Some may argue that the legislative proposals contain adequate vetting requirements and protections to ensure terrorists and criminals don’t obtain a green card. However, they actually allow Biden’s DHS to waive multiple terrorism and criminality-related grounds of inadmissibility found in the INA. Under such language, DHS is allowed to waive almost any ground of inadmissibility it sees fit. Grounds of inadmissibility that can be waived include criminal conduct that occurred after their arrival, misrepresentation, and previous removal.
Further, the bills often don’t detail what happens in cases where there are no viable records, which will be a common occurrence with this population.
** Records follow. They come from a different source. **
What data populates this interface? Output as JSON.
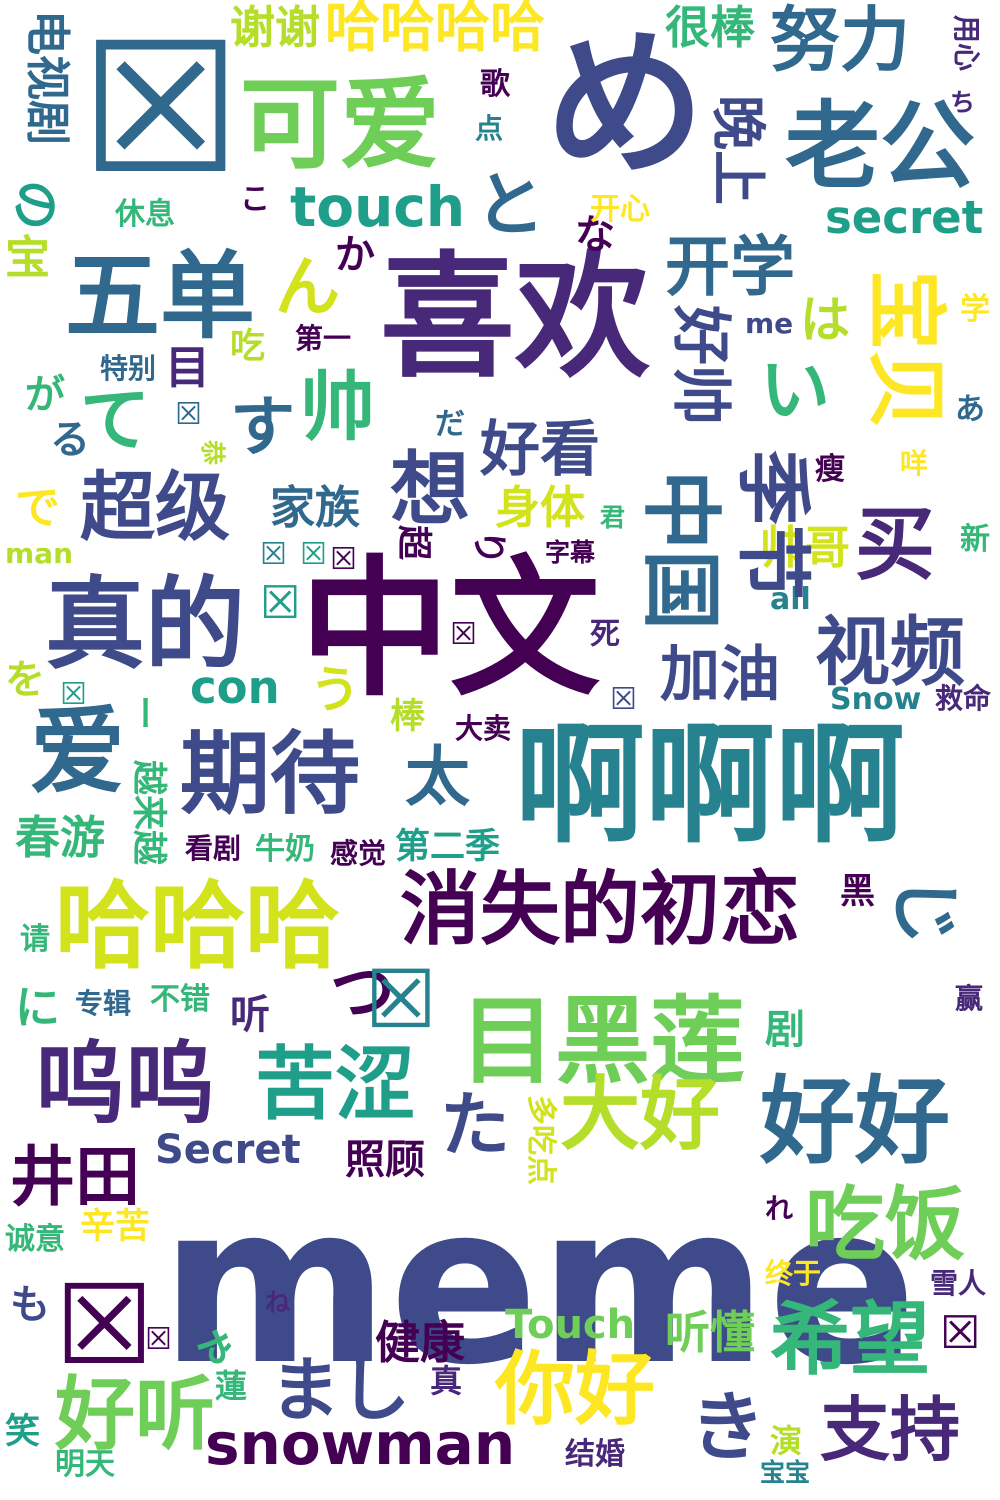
{
  "background_color": "#ffffff",
  "palette": [
    "#440154",
    "#3e4a89",
    "#31688e",
    "#26828e",
    "#1f9e89",
    "#35b779",
    "#6ece58",
    "#b5de2b",
    "#fde725"
  ],
  "words": [
    {
      "text": "meme",
      "color": "#3e4a89"
    },
    {
      "text": "中文",
      "color": "#440154"
    },
    {
      "text": "喜欢",
      "color": "#482878"
    },
    {
      "text": "め",
      "color": "#3e4a89"
    },
    {
      "text": "啊啊啊",
      "color": "#26828e"
    },
    {
      "text": "真的",
      "color": "#3e4a89"
    },
    {
      "text": "可爱",
      "color": "#6ece58"
    },
    {
      "text": "老公",
      "color": "#31688e"
    },
    {
      "text": "五单",
      "color": "#31688e"
    },
    {
      "text": "哈哈哈",
      "color": "#d2e21b"
    },
    {
      "text": "消失的初恋",
      "color": "#440154"
    },
    {
      "text": "目黑莲",
      "color": "#6ece58"
    },
    {
      "text": "哈哈哈哈",
      "color": "#fde725"
    },
    {
      "text": "呜呜",
      "color": "#482878"
    },
    {
      "text": "好好",
      "color": "#31688e"
    },
    {
      "text": "期待",
      "color": "#3e4a89"
    },
    {
      "text": "爱",
      "color": "#31688e"
    },
    {
      "text": "视频",
      "color": "#3e4a89"
    },
    {
      "text": "超级",
      "color": "#3e4a89"
    },
    {
      "text": "苦涩",
      "color": "#1f9e89"
    },
    {
      "text": "大好",
      "color": "#b5de2b"
    },
    {
      "text": "吃饭",
      "color": "#6ece58"
    },
    {
      "text": "希望",
      "color": "#35b779"
    },
    {
      "text": "你好",
      "color": "#fde725"
    },
    {
      "text": "支持",
      "color": "#482878"
    },
    {
      "text": "好听",
      "color": "#6ece58"
    },
    {
      "text": "snowman",
      "color": "#440154"
    },
    {
      "text": "井田",
      "color": "#440154"
    },
    {
      "text": "touch",
      "color": "#1f9e89"
    },
    {
      "text": "secret",
      "color": "#1f9e89"
    },
    {
      "text": "努力",
      "color": "#31688e"
    },
    {
      "text": "谢谢",
      "color": "#b5de2b"
    },
    {
      "text": "很棒",
      "color": "#35b779"
    },
    {
      "text": "开学",
      "color": "#31688e"
    },
    {
      "text": "好看",
      "color": "#3e4a89"
    },
    {
      "text": "家族",
      "color": "#31688e"
    },
    {
      "text": "身体",
      "color": "#d2e21b"
    },
    {
      "text": "帅哥",
      "color": "#d2e21b"
    },
    {
      "text": "加油",
      "color": "#3e4a89"
    },
    {
      "text": "买",
      "color": "#482878"
    },
    {
      "text": "太",
      "color": "#31688e"
    },
    {
      "text": "春游",
      "color": "#35b779"
    },
    {
      "text": "第二季",
      "color": "#1f9e89"
    },
    {
      "text": "健康",
      "color": "#440154"
    },
    {
      "text": "听懂",
      "color": "#6ece58"
    },
    {
      "text": "照顾",
      "color": "#440154"
    },
    {
      "text": "辛苦",
      "color": "#fde725"
    },
    {
      "text": "诚意",
      "color": "#35b779"
    },
    {
      "text": "Secret",
      "color": "#3e4a89"
    },
    {
      "text": "Touch",
      "color": "#6ece58"
    },
    {
      "text": "Snow",
      "color": "#26828e"
    },
    {
      "text": "con",
      "color": "#1f9e89"
    },
    {
      "text": "all",
      "color": "#26828e"
    },
    {
      "text": "man",
      "color": "#b5de2b"
    },
    {
      "text": "me",
      "color": "#3e4a89"
    },
    {
      "text": "想",
      "color": "#3e4a89"
    },
    {
      "text": "帅",
      "color": "#35b779"
    },
    {
      "text": "す",
      "color": "#31688e"
    },
    {
      "text": "て",
      "color": "#35b779"
    },
    {
      "text": "で",
      "color": "#fde725"
    },
    {
      "text": "い",
      "color": "#35b779"
    },
    {
      "text": "ん",
      "color": "#d2e21b"
    },
    {
      "text": "と",
      "color": "#31688e"
    },
    {
      "text": "た",
      "color": "#3e4a89"
    },
    {
      "text": "き",
      "color": "#3e4a89"
    },
    {
      "text": "まし",
      "color": "#3e4a89"
    },
    {
      "text": "つ",
      "color": "#440154"
    },
    {
      "text": "が",
      "color": "#35b779"
    },
    {
      "text": "る",
      "color": "#31688e"
    },
    {
      "text": "を",
      "color": "#b5de2b"
    },
    {
      "text": "に",
      "color": "#35b779"
    },
    {
      "text": "も",
      "color": "#3e4a89"
    },
    {
      "text": "う",
      "color": "#d2e21b"
    },
    {
      "text": "は",
      "color": "#b5de2b"
    },
    {
      "text": "か",
      "color": "#440154"
    },
    {
      "text": "こ",
      "color": "#440154"
    },
    {
      "text": "ね",
      "color": "#482878"
    },
    {
      "text": "れ",
      "color": "#440154"
    },
    {
      "text": "あ",
      "color": "#31688e"
    },
    {
      "text": "だ",
      "color": "#31688e"
    },
    {
      "text": "ち",
      "color": "#482878"
    },
    {
      "text": "な",
      "color": "#440154"
    },
    {
      "text": "の",
      "color": "#1f9e89"
    },
    {
      "text": "宝",
      "color": "#b5de2b"
    },
    {
      "text": "目",
      "color": "#482878"
    },
    {
      "text": "吃",
      "color": "#b5de2b"
    },
    {
      "text": "第一",
      "color": "#440154"
    },
    {
      "text": "特别",
      "color": "#31688e"
    },
    {
      "text": "歌",
      "color": "#440154"
    },
    {
      "text": "点",
      "color": "#26828e"
    },
    {
      "text": "休息",
      "color": "#35b779"
    },
    {
      "text": "开心",
      "color": "#fde725"
    },
    {
      "text": "学",
      "color": "#fde725"
    },
    {
      "text": "瘦",
      "color": "#440154"
    },
    {
      "text": "咩",
      "color": "#fde725"
    },
    {
      "text": "君",
      "color": "#35b779"
    },
    {
      "text": "新",
      "color": "#35b779"
    },
    {
      "text": "字幕",
      "color": "#440154"
    },
    {
      "text": "死",
      "color": "#482878"
    },
    {
      "text": "棒",
      "color": "#b5de2b"
    },
    {
      "text": "大卖",
      "color": "#440154"
    },
    {
      "text": "救命",
      "color": "#482878"
    },
    {
      "text": "看剧",
      "color": "#440154"
    },
    {
      "text": "牛奶",
      "color": "#35b779"
    },
    {
      "text": "感觉",
      "color": "#440154"
    },
    {
      "text": "黑",
      "color": "#440154"
    },
    {
      "text": "请",
      "color": "#35b779"
    },
    {
      "text": "专辑",
      "color": "#31688e"
    },
    {
      "text": "不错",
      "color": "#35b779"
    },
    {
      "text": "听",
      "color": "#482878"
    },
    {
      "text": "剧",
      "color": "#35b779"
    },
    {
      "text": "赢",
      "color": "#482878"
    },
    {
      "text": "终于",
      "color": "#fde725"
    },
    {
      "text": "雪人",
      "color": "#482878"
    },
    {
      "text": "笑",
      "color": "#1f9e89"
    },
    {
      "text": "明天",
      "color": "#35b779"
    },
    {
      "text": "结婚",
      "color": "#482878"
    },
    {
      "text": "宝宝",
      "color": "#26828e"
    },
    {
      "text": "蓮",
      "color": "#35b779"
    },
    {
      "text": "真",
      "color": "#482878"
    },
    {
      "text": "演",
      "color": "#b5de2b"
    },
    {
      "text": "电视剧",
      "color": "#31688e"
    },
    {
      "text": "用心",
      "color": "#482878"
    },
    {
      "text": "晚上",
      "color": "#3e4a89"
    },
    {
      "text": "好帅",
      "color": "#3e4a89"
    },
    {
      "text": "宝贝",
      "color": "#fde725"
    },
    {
      "text": "中国",
      "color": "#31688e"
    },
    {
      "text": "季节",
      "color": "#3e4a89"
    },
    {
      "text": "越来越",
      "color": "#35b779"
    },
    {
      "text": "多吃点",
      "color": "#d2e21b"
    },
    {
      "text": "恭",
      "color": "#b5de2b"
    },
    {
      "text": "超",
      "color": "#440154"
    },
    {
      "text": "り",
      "color": "#440154"
    },
    {
      "text": "ゃ",
      "color": "#35b779"
    },
    {
      "text": "ー",
      "color": "#35b779"
    },
    {
      "text": "じ",
      "color": "#31688e"
    },
    {
      "text": "☒",
      "color": "#31688e"
    },
    {
      "text": "☒",
      "color": "#26828e"
    },
    {
      "text": "☒",
      "color": "#440154"
    },
    {
      "text": "☒",
      "color": "#26828e"
    },
    {
      "text": "☒",
      "color": "#1f9e89"
    },
    {
      "text": "☒",
      "color": "#440154"
    },
    {
      "text": "☒",
      "color": "#1f9e89"
    },
    {
      "text": "☒",
      "color": "#31688e"
    },
    {
      "text": "☒",
      "color": "#3e4a89"
    },
    {
      "text": "☒",
      "color": "#1f9e89"
    },
    {
      "text": "☒",
      "color": "#440154"
    },
    {
      "text": "☒",
      "color": "#440154"
    },
    {
      "text": "☒",
      "color": "#440154"
    }
  ]
}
It also suggests that the American people should trust that the same Administration which conducted lax vetting on the front end to create a more thorough and rigorous process on the back end in order to check its own work. It’s difficult to imagine how this Administration, which is spinning out of control due to a border crisis and resorting to releasing millions of people into the interior of the United States, could administer an enhanced screening and vetting program for the Afghan population.
Conclusion
Not only does FAIR oppose these bills because they unfairly adjust the status of certain aliens, it opposes the legislative proposals because they do not fix the underlying abuse of parole or significantly improve the vetting process.
Because the use of parole authority was, and continues to be, grossly abused by the Biden Administration, the statute needs to be clarified so that the creation of categorical parole programs is not allowed by any one Secretary. Congress should dictate what classes, countries, and individuals are allowed admission into the United States, the duration of their stay, and whether they are allowed to work. Thus, any bill on this issue must include parole reform so that other populations are not in the same situation in the future.
Given the internal reports on vetting procedures, any bill related to Afghan nationals paroled into the country must also have strict screening and background check requirements. For the sake of national security and public safety, grounds of inadmissibility should not be waived.
Further, any bill to increase green card allocations for special populations should take into consideration overall immigration levels and statutory caps. If Congress plans to adjust their status, it should do so only by temporarily reducing levels in other areas in order to accommodate the increase in green cards being issued.